When Smith testified behind closed doors in December, he stated that he "chose not to review" his own report prior to the deposition, fearing that could have been construed as "violating [Cannon's] order by looking at it[.]"
"It may well have been there, but I chose not to review it, because I didn't want any implication whatsoever that I was somehow violating the order by looking at it, not being a member of the Department now," Smith said, according to the transcript.
During the question and answer session, Smith also said "Cannon's order is the reason" why Volume II and details about what it says cannot now go public.
And the result will be that Smith remains muzzled on Thursday, as the status quo has not changed.
Ultimately, even if the injunction were to be lifted, whether or how much of Volume II would go public is up to Bondi, but Trump's private legal team is now endorsing a judicial block that would indefinitely hand DOJ a reason to keep Volume II secret.
Calling American Oversight and the Knight Institute "so-called" and "purported" nonpartisan, nonprofit organizations, linking the former group's executive director to Rep. Jamie Raskin, D-Md., Wharton argued that Smith's "preparation and submission of Volume II" to the DOJ was itself beyond his authority and "void" as the fruit of an unlawfully funded and appointed "Special Counsel."

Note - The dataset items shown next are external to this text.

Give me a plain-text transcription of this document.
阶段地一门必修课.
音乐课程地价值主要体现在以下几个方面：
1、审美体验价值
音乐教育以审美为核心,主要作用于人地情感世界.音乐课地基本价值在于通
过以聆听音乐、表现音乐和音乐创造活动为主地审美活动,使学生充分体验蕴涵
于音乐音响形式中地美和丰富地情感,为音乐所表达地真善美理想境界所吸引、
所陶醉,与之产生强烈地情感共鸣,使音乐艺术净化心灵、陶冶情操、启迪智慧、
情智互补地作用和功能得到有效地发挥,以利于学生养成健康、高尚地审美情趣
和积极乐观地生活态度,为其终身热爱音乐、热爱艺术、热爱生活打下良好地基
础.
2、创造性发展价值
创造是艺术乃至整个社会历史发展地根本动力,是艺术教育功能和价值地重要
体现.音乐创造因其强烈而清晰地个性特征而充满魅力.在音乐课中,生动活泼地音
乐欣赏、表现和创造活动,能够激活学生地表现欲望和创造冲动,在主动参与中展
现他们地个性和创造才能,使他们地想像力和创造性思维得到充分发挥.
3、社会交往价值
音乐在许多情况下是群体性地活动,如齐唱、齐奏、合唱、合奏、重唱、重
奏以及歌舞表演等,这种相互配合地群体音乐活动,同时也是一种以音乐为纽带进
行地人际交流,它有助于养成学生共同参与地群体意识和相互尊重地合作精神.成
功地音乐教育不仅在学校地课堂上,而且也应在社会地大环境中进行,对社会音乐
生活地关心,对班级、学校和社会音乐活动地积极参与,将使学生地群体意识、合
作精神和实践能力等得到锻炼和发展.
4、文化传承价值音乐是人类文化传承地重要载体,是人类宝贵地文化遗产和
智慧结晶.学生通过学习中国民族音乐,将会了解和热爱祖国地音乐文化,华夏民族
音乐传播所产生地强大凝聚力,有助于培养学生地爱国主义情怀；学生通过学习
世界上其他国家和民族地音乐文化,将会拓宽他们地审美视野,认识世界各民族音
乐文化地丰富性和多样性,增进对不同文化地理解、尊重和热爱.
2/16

Wharton seemed to encourage Cannon to agree that Smith was on a mission to "unconstitutionally silence President Trump" through a gag order Cannon never issued, while he was on the 2024 campaign trail.
"Because President Trump is a former defendant in this since-dismissed criminal action, he unquestionably has direct, substantial, and compelling interests in obtaining a protective order to prevent the dissemination of Smith's ultra vires work product," the motion said, adding that allowing the public to read Volume II and decide for itself what it means would "improperly endorse and give legal effect to Smith's unlawful investigation and prosecution in the Southern District of Florida and would irreparably harm President Trump and his former co-defendants."
"The appropriate remedy is the invalidation of all of Smith's ultra vires acts, including his subsequent preparation and submission of Volume II," the motion stated, saying such a remedy would "protect the integrity of the constitutional role of the judiciary."
Wharton cast Smith's final report as an "inherently biased and one-sided document," in that it likely details Trump's alleged illegal retention of national defense information — such as a document "concerning nuclear weaponry of the United States — for storage in a bathroom, shower, and elsewhere at Mar-a-Lago, as well as his and his co-defendants' alleged efforts to obstruct the government's recovery of those files.
Volume II, prepared by Smith with "significant sums of taxpayer dollars" even after Cannon found he was unlawfully funded and tossed the case, is a product of his "apparent disdain and disrespect for this Court's rulings" and "should not be tolerated," the motion said, encouraging another smackdown.
In closing, Trump asked Cannon to rule — before her injunction automatically expires on Feb. 24 — and "permanently" block the DOJ, its current and former DOJ "officers, agents, officials, and employees," like Bondi and Smith, from releasing Volume II "outside of the Department of Justice" or "otherwise releasing, distributing, conveying, or sharing with anyone outside the Department of Justice any information or conclusions contained in Volume II or its drafts."